Walmart, which has prioritized a full-scale expansion of delivery options throughout 2020, specifically in the wake of the Covid-19 pandemic, says that 2,800 of its approximately 4,700 U.S. stores offer delivery, reaching 70 percent of the country. In the summer, Walmart partnered with Instacart to begin testing delivery in three major California markets—Los Angeles, San Francisco and San Diego—as well as Tulsa, Okla. Last month, Walmart acquired select assets of JoyRun, a technology startup that operates a peer-to-peer last-mile delivery platform and network of approximately 540 official merchant partners.

Overall, e-commerce has been extremely kind to Walmart throughout the pandemic, with U.S. digital sales soaring by 79 percent in Q3. A June eMarketer study said that Amazon still leads the way in e-commerce sales by a wide margin at 38 percent of all online sales, while Walmart is ranked a distant second at 5.8 percent.

One area Walmart has beaten Amazon in—two years in a row, in fact—is first-time mobile app downloads on Black Friday. Walmart saw 131,000 installs on Nov. 27 versus Amazon’s 106,000, according to Sensor Tower.

The retailer has since prepared for the holiday season by transforming 42 of its current regional distribution centers (RDCs) into popup e-commerce distribution centers (EDCs) to meet an increasing number of online orders. Walmart anticipates that up to 30 percent of its holiday volume will be shipped from the popup EDCs.

Walmart has not yet disclosed how many people have signed up for Walmart+, but CEO Doug McMillon said on a call with analysts last month that Walmart was “excited about the results” thus far.
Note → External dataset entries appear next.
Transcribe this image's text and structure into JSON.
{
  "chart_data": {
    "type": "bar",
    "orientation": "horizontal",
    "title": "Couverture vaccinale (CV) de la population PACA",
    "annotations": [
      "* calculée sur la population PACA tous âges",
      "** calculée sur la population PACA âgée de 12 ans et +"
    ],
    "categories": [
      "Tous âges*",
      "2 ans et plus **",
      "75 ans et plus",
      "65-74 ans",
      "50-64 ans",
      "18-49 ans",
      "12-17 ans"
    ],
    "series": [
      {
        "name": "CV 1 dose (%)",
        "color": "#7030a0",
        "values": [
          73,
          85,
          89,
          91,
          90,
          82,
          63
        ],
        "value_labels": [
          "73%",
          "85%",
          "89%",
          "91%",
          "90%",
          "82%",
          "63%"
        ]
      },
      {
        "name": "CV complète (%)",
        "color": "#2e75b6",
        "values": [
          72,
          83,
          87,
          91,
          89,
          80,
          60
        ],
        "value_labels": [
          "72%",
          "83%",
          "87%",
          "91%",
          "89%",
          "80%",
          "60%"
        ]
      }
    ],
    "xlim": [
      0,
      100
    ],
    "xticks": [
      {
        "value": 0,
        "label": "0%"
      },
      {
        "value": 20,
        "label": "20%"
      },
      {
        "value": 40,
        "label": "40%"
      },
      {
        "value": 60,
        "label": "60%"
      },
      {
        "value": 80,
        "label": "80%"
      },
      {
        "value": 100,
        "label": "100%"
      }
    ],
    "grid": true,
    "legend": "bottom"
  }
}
That hasn’t stopped people from guessing. In a September poll of 20,000 U.S. shoppers, Piplsay Research found that 11 percent of consumers already subscribed to the Walmart+ service within two weeks of its launch, while 27 percent said they were open to using the service soon.

In a mid-November research note, BMO Capital Markets estimated that as many as 19 million households may have signed up for Walmart+. The projection is based on a survey of about 1,000 U.S. shoppers that found 16 percent had already joined.

Of course, this would still be a far cry from Amazon’s Prime members, but the growth in rapid time is notable. Amazon said in late January that it had more than 150 million paid Prime members across the globe before the pandemic-related e-commerce surge. Fast forward to October, and Consumer Intelligence Research Partners estimates that Amazon Prime had approximately 126 million subscribers in the U.S. alone.